Bhutto had assassins' cell numbers: Book
Pakistani opposition leader Benazir Bhutto returned home knowing the names and cell phone numbers of her possible assassins, she wrote in a book finished just days before her murder at a December election rally.
Bhutto wrote in Reconciliation: Islam, Democracy and the West, to be released worldwide on Tuesday, that Pakistani officials told her four suicide bomber squads had been sent by Taliban warlord Baitullah Mehsud, Osama bin Laden's son Hamza, and two militant groups to kill her.
"I had actually received from a sympathetic Muslim foreign government the names and cell numbers of designated assassins," said Bhutto, who accused Pakistan President Pervez Musharraf of not doing enough to protect her or investigate the threats.

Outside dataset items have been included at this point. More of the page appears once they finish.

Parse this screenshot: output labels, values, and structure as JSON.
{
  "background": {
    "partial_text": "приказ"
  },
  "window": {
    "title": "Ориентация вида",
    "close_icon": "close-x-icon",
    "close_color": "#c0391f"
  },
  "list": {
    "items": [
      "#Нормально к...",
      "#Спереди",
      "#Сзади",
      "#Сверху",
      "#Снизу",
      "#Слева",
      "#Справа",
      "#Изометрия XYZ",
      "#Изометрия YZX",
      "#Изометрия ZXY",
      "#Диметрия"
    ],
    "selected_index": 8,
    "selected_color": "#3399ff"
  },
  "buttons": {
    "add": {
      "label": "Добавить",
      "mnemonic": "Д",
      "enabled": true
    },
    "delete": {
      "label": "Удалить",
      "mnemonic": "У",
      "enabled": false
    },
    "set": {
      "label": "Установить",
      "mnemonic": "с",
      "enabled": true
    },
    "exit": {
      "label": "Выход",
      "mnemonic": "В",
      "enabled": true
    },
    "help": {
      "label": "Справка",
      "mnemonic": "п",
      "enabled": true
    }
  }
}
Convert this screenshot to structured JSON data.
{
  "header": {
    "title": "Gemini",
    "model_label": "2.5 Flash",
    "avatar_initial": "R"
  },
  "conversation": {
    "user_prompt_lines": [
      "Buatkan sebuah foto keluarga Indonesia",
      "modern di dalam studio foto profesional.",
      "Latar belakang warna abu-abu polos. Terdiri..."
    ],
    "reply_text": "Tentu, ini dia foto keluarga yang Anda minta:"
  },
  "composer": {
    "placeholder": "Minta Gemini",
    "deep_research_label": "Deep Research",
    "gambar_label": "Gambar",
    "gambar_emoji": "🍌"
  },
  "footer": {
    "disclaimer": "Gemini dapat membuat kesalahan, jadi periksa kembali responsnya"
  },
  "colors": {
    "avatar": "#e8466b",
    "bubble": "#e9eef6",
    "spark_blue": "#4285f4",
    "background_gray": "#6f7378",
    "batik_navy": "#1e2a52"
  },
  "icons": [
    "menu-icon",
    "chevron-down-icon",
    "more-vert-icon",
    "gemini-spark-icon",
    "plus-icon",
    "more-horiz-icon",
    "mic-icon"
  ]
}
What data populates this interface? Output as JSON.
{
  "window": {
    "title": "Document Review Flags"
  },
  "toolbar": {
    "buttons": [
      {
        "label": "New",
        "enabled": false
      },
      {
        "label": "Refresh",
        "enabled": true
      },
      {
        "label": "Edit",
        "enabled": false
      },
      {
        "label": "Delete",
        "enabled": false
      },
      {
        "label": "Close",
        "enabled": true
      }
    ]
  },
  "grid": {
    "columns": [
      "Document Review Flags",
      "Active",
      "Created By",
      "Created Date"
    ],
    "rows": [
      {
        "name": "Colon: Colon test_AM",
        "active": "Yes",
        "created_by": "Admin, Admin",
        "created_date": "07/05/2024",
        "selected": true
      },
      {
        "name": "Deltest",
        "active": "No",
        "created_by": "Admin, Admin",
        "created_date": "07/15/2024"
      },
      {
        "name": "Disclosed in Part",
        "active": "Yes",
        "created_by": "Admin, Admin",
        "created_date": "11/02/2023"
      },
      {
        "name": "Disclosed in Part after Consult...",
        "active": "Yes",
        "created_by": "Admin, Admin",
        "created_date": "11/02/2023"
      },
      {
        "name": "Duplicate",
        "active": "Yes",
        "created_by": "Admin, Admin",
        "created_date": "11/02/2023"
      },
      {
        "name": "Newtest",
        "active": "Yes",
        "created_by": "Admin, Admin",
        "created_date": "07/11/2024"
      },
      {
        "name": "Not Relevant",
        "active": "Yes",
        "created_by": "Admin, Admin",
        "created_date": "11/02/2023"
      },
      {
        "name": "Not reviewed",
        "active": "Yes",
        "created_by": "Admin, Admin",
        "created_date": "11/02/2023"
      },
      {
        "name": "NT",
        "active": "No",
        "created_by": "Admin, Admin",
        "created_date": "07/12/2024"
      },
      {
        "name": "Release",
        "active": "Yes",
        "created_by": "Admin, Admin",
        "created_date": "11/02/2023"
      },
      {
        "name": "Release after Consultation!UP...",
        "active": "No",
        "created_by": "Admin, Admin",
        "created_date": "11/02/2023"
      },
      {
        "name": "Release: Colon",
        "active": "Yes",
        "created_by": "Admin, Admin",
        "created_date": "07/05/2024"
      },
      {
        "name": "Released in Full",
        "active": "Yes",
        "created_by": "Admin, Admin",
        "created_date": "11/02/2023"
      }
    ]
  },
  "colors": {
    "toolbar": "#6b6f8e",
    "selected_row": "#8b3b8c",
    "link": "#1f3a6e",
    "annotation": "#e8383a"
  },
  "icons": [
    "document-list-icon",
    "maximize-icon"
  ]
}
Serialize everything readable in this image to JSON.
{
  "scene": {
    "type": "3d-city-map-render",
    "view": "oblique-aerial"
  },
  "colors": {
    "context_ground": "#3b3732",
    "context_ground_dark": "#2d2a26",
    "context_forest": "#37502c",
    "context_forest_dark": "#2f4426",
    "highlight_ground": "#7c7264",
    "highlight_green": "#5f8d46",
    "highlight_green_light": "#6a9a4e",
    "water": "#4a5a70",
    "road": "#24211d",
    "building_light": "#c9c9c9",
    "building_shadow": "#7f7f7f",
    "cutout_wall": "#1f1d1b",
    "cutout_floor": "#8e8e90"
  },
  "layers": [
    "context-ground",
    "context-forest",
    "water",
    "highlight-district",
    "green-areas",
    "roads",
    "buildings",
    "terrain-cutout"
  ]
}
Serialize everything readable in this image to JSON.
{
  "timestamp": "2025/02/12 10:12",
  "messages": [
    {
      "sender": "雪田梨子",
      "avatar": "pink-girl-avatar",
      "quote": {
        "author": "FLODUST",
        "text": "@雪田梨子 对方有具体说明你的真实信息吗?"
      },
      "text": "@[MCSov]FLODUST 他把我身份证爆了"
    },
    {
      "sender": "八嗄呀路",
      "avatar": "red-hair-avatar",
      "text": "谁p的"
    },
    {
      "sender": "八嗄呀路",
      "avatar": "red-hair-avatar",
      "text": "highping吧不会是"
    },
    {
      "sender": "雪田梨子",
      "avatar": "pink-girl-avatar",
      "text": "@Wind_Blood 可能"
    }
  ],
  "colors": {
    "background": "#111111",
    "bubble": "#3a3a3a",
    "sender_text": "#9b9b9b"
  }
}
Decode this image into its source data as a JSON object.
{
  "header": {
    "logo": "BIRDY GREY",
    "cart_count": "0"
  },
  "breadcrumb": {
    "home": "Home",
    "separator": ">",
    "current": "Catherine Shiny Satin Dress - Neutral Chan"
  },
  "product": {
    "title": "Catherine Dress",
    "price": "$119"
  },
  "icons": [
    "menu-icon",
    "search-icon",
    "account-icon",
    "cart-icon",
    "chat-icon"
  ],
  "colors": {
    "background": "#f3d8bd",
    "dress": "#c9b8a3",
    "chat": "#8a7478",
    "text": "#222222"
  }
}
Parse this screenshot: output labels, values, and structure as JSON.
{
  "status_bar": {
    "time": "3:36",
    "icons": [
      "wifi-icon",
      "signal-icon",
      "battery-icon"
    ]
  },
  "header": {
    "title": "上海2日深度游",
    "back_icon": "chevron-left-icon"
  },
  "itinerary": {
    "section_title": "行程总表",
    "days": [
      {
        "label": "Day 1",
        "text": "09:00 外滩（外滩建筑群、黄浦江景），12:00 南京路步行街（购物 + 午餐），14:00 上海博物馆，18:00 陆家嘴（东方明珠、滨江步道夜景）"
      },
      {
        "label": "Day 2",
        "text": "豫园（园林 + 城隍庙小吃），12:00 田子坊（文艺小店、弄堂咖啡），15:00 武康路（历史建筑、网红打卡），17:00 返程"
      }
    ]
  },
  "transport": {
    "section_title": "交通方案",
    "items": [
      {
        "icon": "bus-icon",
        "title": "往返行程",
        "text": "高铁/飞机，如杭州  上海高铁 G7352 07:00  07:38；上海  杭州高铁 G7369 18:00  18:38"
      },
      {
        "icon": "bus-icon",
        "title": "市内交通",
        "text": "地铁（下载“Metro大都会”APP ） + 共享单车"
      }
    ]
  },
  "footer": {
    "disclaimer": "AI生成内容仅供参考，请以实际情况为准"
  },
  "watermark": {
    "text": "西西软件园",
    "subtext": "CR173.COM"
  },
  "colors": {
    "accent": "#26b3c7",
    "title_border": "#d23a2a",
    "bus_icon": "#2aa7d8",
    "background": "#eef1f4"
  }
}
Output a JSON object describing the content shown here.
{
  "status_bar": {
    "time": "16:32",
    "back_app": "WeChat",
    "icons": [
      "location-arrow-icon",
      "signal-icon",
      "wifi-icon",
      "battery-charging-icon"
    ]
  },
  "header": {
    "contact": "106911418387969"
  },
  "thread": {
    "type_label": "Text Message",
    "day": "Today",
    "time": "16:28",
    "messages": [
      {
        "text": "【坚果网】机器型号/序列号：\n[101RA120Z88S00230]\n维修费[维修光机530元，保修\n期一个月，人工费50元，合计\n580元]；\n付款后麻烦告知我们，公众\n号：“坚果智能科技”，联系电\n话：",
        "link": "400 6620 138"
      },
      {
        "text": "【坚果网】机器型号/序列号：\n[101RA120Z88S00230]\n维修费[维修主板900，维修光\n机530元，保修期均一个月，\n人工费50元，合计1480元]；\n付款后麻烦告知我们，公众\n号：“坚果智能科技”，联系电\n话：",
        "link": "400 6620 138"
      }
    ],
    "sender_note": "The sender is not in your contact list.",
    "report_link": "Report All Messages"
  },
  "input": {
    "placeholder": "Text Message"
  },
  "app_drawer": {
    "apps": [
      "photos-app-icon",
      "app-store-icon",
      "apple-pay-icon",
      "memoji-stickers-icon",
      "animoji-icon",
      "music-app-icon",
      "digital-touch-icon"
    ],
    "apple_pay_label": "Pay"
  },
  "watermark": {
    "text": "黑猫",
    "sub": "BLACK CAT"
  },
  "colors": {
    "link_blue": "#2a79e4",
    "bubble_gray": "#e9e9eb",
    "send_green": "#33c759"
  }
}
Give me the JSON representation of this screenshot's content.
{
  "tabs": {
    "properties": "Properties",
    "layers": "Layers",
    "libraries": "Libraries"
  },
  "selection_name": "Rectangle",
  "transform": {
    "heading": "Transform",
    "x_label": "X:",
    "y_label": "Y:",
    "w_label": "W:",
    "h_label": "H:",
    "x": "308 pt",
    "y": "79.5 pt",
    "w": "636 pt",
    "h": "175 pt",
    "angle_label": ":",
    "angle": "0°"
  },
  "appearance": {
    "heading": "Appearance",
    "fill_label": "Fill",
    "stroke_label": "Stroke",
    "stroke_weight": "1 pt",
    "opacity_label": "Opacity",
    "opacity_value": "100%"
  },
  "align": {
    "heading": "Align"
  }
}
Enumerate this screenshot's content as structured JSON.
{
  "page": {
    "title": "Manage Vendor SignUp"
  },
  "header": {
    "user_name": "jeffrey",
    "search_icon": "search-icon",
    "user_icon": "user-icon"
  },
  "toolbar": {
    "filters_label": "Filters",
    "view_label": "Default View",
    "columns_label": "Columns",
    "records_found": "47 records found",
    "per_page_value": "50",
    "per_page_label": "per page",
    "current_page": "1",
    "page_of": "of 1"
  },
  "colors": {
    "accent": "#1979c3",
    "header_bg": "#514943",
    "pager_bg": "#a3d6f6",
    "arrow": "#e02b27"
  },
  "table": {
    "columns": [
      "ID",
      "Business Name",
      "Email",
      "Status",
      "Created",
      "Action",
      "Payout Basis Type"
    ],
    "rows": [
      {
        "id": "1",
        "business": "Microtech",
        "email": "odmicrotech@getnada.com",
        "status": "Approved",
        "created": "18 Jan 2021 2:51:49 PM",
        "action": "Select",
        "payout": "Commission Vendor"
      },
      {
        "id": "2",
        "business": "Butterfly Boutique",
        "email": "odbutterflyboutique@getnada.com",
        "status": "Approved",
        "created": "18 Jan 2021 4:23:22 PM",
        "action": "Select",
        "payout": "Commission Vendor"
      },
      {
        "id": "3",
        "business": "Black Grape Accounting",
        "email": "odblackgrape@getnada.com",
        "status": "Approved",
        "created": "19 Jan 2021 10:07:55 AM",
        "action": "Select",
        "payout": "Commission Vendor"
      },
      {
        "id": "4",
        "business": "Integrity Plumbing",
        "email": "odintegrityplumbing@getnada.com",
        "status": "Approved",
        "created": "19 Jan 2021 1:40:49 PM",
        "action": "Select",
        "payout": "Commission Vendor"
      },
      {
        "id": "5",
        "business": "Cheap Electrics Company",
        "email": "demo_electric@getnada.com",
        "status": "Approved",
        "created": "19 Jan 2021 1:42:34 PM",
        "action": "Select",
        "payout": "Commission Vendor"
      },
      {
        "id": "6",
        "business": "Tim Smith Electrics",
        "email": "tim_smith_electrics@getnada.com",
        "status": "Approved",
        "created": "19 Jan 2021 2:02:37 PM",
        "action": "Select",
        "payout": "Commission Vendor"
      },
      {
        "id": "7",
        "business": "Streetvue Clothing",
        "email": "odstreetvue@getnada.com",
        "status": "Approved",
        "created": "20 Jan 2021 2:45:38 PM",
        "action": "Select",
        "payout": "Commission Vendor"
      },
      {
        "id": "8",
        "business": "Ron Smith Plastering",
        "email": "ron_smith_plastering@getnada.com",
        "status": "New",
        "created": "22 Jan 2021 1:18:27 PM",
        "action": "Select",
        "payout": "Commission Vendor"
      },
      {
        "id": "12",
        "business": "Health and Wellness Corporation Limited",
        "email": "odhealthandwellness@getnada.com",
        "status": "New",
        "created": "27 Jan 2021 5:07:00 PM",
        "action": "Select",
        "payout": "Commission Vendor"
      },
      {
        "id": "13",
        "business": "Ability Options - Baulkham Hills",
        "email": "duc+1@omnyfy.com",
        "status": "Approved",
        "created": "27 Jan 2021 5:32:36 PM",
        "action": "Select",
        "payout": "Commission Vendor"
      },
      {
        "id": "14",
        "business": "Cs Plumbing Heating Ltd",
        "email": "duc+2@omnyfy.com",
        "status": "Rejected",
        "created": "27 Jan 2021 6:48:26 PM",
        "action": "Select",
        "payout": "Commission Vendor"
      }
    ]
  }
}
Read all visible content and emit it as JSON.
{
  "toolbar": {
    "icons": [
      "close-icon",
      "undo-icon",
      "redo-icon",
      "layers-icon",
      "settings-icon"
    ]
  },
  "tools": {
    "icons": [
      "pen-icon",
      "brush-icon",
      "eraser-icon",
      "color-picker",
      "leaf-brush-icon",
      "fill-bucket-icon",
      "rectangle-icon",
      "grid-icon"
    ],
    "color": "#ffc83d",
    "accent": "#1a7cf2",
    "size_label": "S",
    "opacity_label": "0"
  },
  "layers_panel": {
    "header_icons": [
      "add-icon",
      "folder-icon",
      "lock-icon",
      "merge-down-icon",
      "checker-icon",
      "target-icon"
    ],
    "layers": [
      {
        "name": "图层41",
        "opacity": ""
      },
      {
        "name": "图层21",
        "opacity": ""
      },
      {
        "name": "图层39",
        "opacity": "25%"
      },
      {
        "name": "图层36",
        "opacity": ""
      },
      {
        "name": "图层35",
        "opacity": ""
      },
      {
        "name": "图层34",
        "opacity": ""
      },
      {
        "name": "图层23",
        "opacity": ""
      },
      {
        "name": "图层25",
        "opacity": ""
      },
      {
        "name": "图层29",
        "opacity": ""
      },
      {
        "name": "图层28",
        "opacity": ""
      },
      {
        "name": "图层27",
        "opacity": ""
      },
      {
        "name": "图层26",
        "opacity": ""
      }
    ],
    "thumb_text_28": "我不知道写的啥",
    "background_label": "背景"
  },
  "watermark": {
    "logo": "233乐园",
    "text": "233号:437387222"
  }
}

Bhutto, 54, who twice served as prime minister of Pakistan, said she sent a letter to Musharraf before returning to her homeland in October in which she identified people in the Pakistani intelligence service whom she said would be responsible for her assassination.
"I told him if I was assassinated by the militants it would be due to the sympathisers of the militants in his regime, who I suspected wanted to eliminate me and remove the threat I posed to their grip on power," Bhutto wrote in the 318-page book published by News Corp's HarperCollins.
Bhutto survived a bomb attack -- one of the deadliest in Pakistan's history, killing at least 139 people -- when she returned in October after an eight-year exile.
But she was killed after a bomb and gun attack at the end of a Dec. 27 rally ahead of planned Jan. 8 national elections. The polls are now due Feb. 18.
'I wanted to reassure them'
"When I returned, I did not know whether I would live or die," wrote the mother of three. "I said farewell to my children, husband, mother, staff, friends and family not knowing whether I would ever see their faces again.
"I wanted to reassure them, but I also told them, 'Remember: God gives life, and God takes life. I will be safe until my time is up,'" said Bhutto, whose father, Pakistan's first popularly elected prime minister, was hanged by the military in the late 1970s.
Musharraf's government blamed al Qaeda for killing Bhutto, a staunch supporter of the US-led campaign against Islamist militancy, but many Pakistanis suspect her other enemies, perhaps from within shadowy security agencies, were involved.
After the first attempt on her life, Bhutto wrote that "a cover-up seemed to be under way from the very first moments of the attack" that she said was "clearly meant to appear to be an Al-Qaeda-style suicide attack."
"In Pakistan things are almost never as they seem. There are always circles within circles, rarely straight lines. This was meant to look like the work of Al-Qaeda and the Taliban, and I do not doubt they were involved," she said.
"But the sophistication of the plan ... suggested a larger conspiracy. Elements from within the Pakistani intelligence service had actually created the Taliban in the 1980s, and certain elements sympathized with al Qaeda ideologically and theologically. Some had recruited or worked for it," she said.
Bhutto's widower, Asif Ali Zardari, has now become the de facto leader of his wife's Pakistan People's Party. Together with his son and two daughters, they wrote an afterword for Bhutto's book.
"This book is about everything that those who killed her could never understand: democracy, tolerance, rationality, hope, and, above all, the true message of Islam," they wrote. "Or maybe they did understand these things and feared them, and thus feared her. She was the fanatics' worst nightmare."